At EXPO some years later, my buddy Oakie was sipping coffee on the balcony of his room in Tampa when a returning cruise ship idled past. A number of passengers were on a deck level with the balcony, and a lingering memory of their vacation was seeing Oakie in a lounge chair. Did I mention… he believes coffee is best enjoyed wearing boxer shorts?
A popular and highly visible motorcoach executive (pun intended) once locked himself out of his room at the New Orleans Hyatt. This is an atrium hotel with glass elevators, and he was in his… boxer shorts.
This was the 1986 EXPO… the same one I took my new bride to… as our honeymoon. We’re still married, but it was a near thing.
EXPO’s occasional misadventures and “wardrobe malfunctions” are fun, but there are better reasons to come.
There’s all kinds of new “stuff” to see, and sessions to learn about the latest things regulators have conjured up to confound us, but even those aren’t what really rings my bell.
It’s about the people. The internet and social media can be great tools. Call me old fashioned (or just old), but there’s still no substitute for relationships.
Our high school bus driver was an attractive blonde (teen-aged boys notice such things). The next time I saw her was at a bus show some years later, and she owned and managed a large, diverse transportation company.
When the evil bus troll strikes, we all make desperate calls for help. They’re less painful if we’ve already met the person we’re begging to rescue us, and what better place to meet them than a gathering of bus people?
If the phone rings in the middle of the night, and the person on the other end is one with whom you’ve shared a beverage… you’re more enthusiastic about leaping into action to help them.

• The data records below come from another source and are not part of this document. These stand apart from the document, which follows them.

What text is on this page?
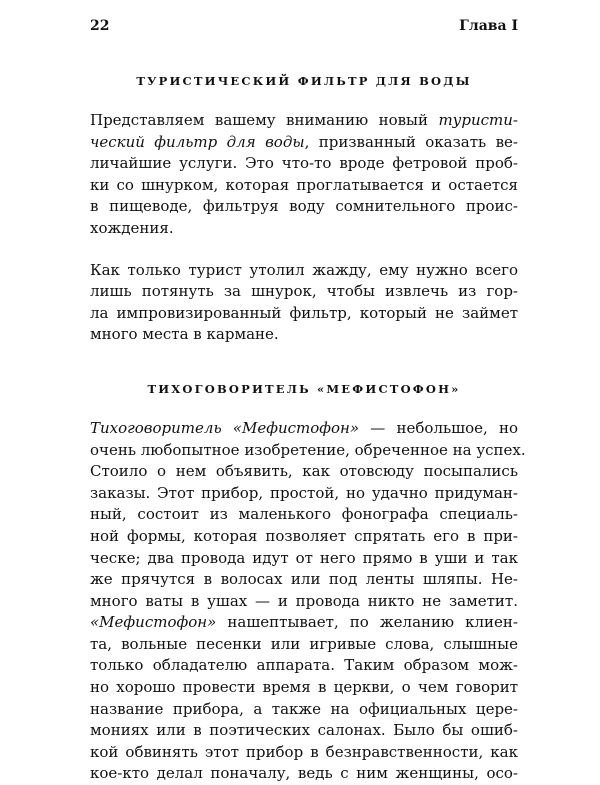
22	Глава I
ТУРИСТИЧЕСКИЙ ФИЛЬТР ДЛЯ ВОДЫ
Представляем вашему вниманию новый туристи-
ческий фильтр для воды, призванный оказать ве-
личайшие услуги. Это что-то вроде фетровой проб-
ки со шнурком, которая проглатывается и остается
в пищеводе, фильтруя воду сомнительного проис-
хождения.
Как только турист утолил жажду, ему нужно всего
лишь потянуть за шнурок, чтобы извлечь из гор-
ла импровизированный фильтр, который не займет
много места в кармане.
ТИХОГОВОРИТЕЛЬ «МЕФИСТОФОН»
Тихоговоритель «Мефистофон» — небольшое, но
очень любопытное изобретение, обреченное на успех.
Стоило о нем объявить, как отовсюду посыпались
заказы. Этот прибор, простой, но удачно придуман-
ный, состоит из маленького фонографа специаль-
ной формы, которая позволяет спрятать его в при-
ческе; два провода идут от него прямо в уши и так
же прячутся в волосах или под ленты шляпы. Не-
много ваты в ушах — и провода никто не заметит.
«Мефистофон» нашептывает, по желанию клиен-
та, вольные песенки или игривые слова, слышные
только обладателю аппарата. Таким образом мож-
но хорошо провести время в церкви, о чем говорит
название прибора, а также на официальных цере-
мониях или в поэтических салонах. Было бы ошиб-
кой обвинять этот прибор в безнравственности, как
кое-кто делал поначалу, ведь с ним женщины, осо-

This is a tough business, and one of the things that makes it worthwhile is the people. We’re family (including a few strange cousins), and meetings like EXPO are a sort of reunion.
A great pal is a retired coach salesman. He just drove 1,400 miles to see old bus friends at EXPO… because you’re worth it.
The occasional misadventures are fun… but the real value is the relationships.
In ye olden days, manufacturers had hospitality suites (a bit of alcohol was reportedly consumed). At the Eagle suite we always looked forward to Chuck’s visit… he was a fun guy who lit up any room he was in, and a heck of a bartender/anesthetist.
Part of what made him special was that he was a competitor. Chuck made the rounds of all his competitors’ suites, and we’d have been hurt if he hadn’t come.
That’s the kind of industry we are. I just got back from EXPO in Nashville, and I’m already looking forward to Orlando next year.